It is common to look at the ratio of new hires to job openings to get a sense of the tightness of the labor market. The idea is that if there is a high ratio of hires to openings, employers are not having trouble finding workers, whereas a low ratio means that jobs are going unfilled. This means either that employers are unable to find qualified workers, or that they are not willing to offer the market wage for some reason.

The Post had an article about the Trump administration's plans to reduce the pay and benefits for federal government employees. It notes the arguments of Trump administration economists that federal employees are overpaid.
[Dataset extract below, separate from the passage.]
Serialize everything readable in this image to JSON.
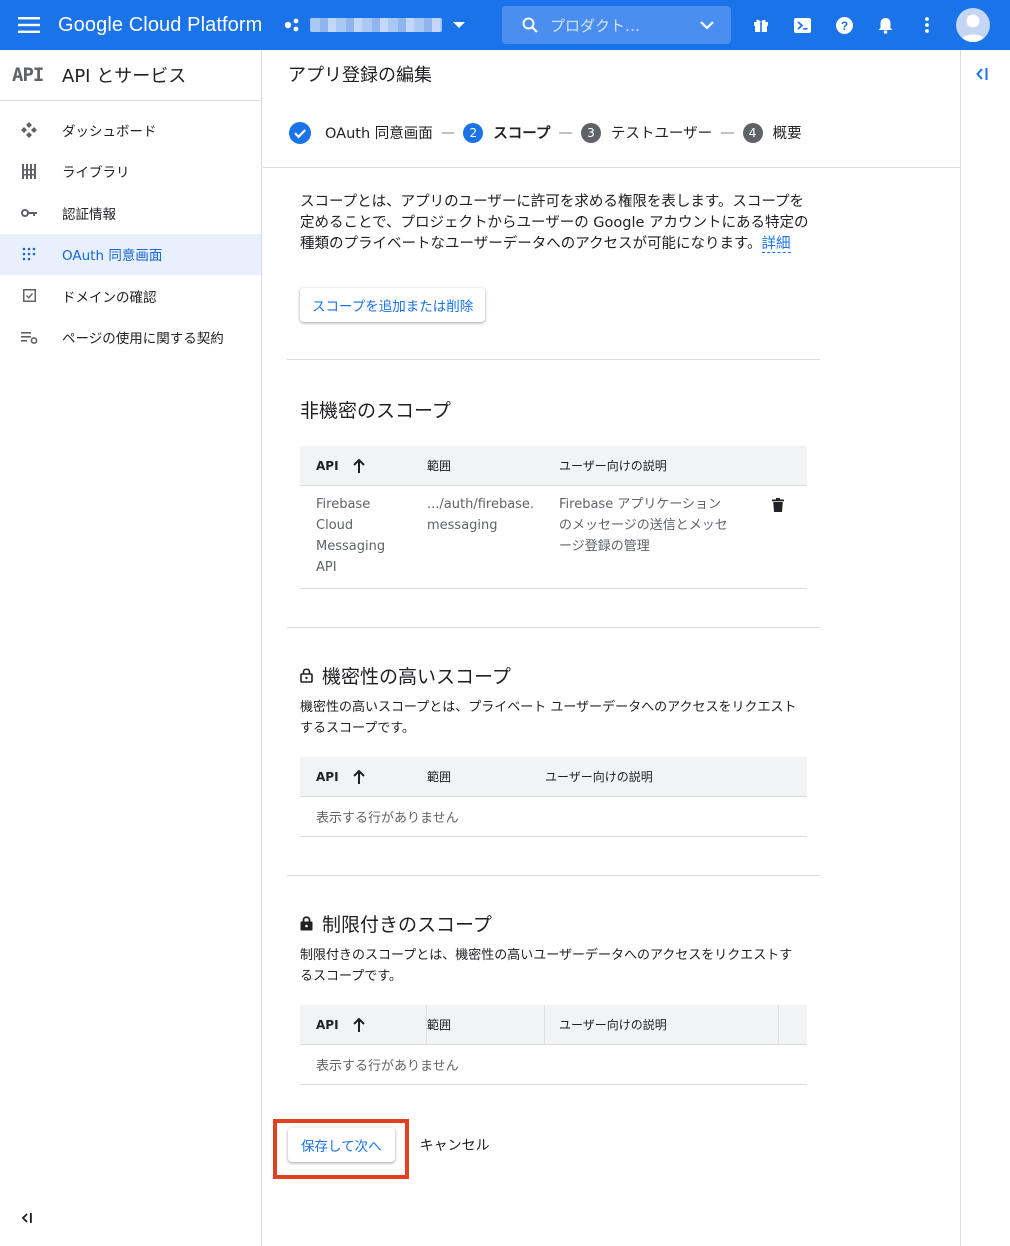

It is worth noting that the ratio of hiring to openings in the federal government is far lower than in the pre-recession period.

The table below shows this ratio for several major sectors in the first six months of 2007 compared with the most recent six months.

      Ratio of Hires to Job Openings
           
    Jan-June '07 May-Oct '17
Total Private   1.16   0.93  
Retail   1.78   1.08  
Accomodation and Food Service   1.59   1.13  
Private minus retail &food service   1.02   0.87  
Health Care & Social Assistance   0.67   0.54  
Federal Government   1.61   0.42  
S&L Education   1.13   0.92  
S&L Other   0.57   0.55  

Source: Bureau of Labor Statistics.

As can be seen the ratio of hiring to openings is just over one quarter of its pre-recession level. This suggests that the federal government is already having a difficult time getting qualified workers given current pay and benefit packages. If it reduces pay and benefits further, then the federal government will presumably have an even more difficult time attracting qualified workers.